Characterization and clinical evaluation of a novel IMRT quality assurance system
Ramaswamy Sadagopan, Jose A. Bencomo, Rafael Martin L., Gorgen Nilsson, Thomas Matzen, Peter A. Balter
JOURNAL OF APPLIED CLINICAL MEDICAL PHYSICS, VOLUME 10, NUMBER 2, SPRING 2009
Intensity-modulated radiation therapy (IMRT) is a complex procedure that involves the delivery of complex intensity patterns from various gantry angles. Due to the complexity of the treatment plans, the standard care is to perform measurement-based, patient-specific quality assurance (QA). IMRT QA is traditionally done with film for relative dose in a plane and with an ion chamber for absolute dose. This is a laborious and time-consuming process. In this work, we characterized, commissioned, and evaluated the QA capabilities of a novel commercial IMRT device, Delta4, (ScandiDos, Uppsala, Sweden). This device consists of diode matrices in two orthogonal planes inserted in a cylindrical acrylic phantom that is 22 cm in diameter. Although the system has detectors in only two planes, it provides a novel interpolation algorithm that is capable of estimating doses at points where no detectors are present. Each diode is sampled per beam pulse so that the dose distribution can be evaluated on segment-by-segment, beam-by-beam, or as a composite plan from a single set of measurements. The end user can calibrate the system to perform absolute dosimetry, eliminating the need for additional ion chamber measurements. The patient’s IMRT plan is imported into the device over the hospital LAN and the results of the measurements can be displayed as gamma profiles, distance-to-agreement maps, dose difference maps, or the measured dose distribution can be superimposed on the patient’s anatomy to display an as-delivered plan. We evaluated the system’s reproducibility, stability, pulse-rate dependence, dose-rate dependence, angular dependence, linearity of dose response, and energy response using carefully planned measurements.
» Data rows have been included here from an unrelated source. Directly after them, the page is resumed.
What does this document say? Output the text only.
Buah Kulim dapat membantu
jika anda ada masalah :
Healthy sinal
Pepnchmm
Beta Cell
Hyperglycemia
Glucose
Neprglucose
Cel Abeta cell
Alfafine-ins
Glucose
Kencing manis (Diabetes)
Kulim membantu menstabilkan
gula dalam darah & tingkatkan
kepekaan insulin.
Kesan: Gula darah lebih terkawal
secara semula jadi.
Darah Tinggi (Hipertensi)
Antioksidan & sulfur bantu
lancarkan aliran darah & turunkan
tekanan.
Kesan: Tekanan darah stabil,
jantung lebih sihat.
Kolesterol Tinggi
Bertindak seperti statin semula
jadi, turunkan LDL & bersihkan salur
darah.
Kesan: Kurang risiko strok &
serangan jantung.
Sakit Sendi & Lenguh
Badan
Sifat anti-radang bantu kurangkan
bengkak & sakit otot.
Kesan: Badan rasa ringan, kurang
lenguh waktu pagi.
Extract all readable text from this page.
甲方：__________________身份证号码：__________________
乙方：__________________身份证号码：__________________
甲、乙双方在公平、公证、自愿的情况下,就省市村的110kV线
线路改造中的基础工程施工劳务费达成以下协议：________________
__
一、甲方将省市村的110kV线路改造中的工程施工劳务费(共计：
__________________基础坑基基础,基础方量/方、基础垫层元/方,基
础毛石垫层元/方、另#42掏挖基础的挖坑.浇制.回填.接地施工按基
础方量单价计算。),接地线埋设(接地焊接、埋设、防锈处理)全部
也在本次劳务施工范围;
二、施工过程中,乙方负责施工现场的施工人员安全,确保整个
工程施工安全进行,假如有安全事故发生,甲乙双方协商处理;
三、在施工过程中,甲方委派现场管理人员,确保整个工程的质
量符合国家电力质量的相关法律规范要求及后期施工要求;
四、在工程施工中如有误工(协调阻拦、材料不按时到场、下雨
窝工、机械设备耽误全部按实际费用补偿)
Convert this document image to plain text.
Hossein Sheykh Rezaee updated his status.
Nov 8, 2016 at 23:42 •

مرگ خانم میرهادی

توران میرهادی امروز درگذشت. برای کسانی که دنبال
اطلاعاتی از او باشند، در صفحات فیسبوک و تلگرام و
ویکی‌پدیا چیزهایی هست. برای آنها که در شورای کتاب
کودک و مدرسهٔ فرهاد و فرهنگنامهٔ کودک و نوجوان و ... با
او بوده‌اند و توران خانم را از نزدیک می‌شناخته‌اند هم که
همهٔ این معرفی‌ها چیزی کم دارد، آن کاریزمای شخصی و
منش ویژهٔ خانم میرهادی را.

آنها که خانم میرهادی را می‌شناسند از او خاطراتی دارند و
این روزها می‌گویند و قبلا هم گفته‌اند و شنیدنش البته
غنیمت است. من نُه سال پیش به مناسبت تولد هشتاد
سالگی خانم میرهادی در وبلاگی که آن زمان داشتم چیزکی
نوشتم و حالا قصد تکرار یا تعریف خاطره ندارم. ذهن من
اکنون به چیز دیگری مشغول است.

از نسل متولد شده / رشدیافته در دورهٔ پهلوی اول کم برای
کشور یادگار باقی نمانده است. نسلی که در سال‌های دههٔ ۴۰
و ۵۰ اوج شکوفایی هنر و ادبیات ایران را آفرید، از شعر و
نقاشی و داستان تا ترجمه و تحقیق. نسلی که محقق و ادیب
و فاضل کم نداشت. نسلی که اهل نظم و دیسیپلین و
We also validated the system’s interpolation algorithm by measuring a complex dose distribution from an IMRT treatment. Several simple and complex isodose distributions planned using a treatment planning system were delivered to the QA device; the planned and measured dose distributions were then compared and analyzed. In addition, the dose distributions measured by conventional IMRT QA, which uses an ion chamber and film, were compared. We found that the Delta4 device is accurate and reproducible and that its interpolation algorithm is valid. In addition, the supplied software and network interface allow a streamlined IMRT QA process.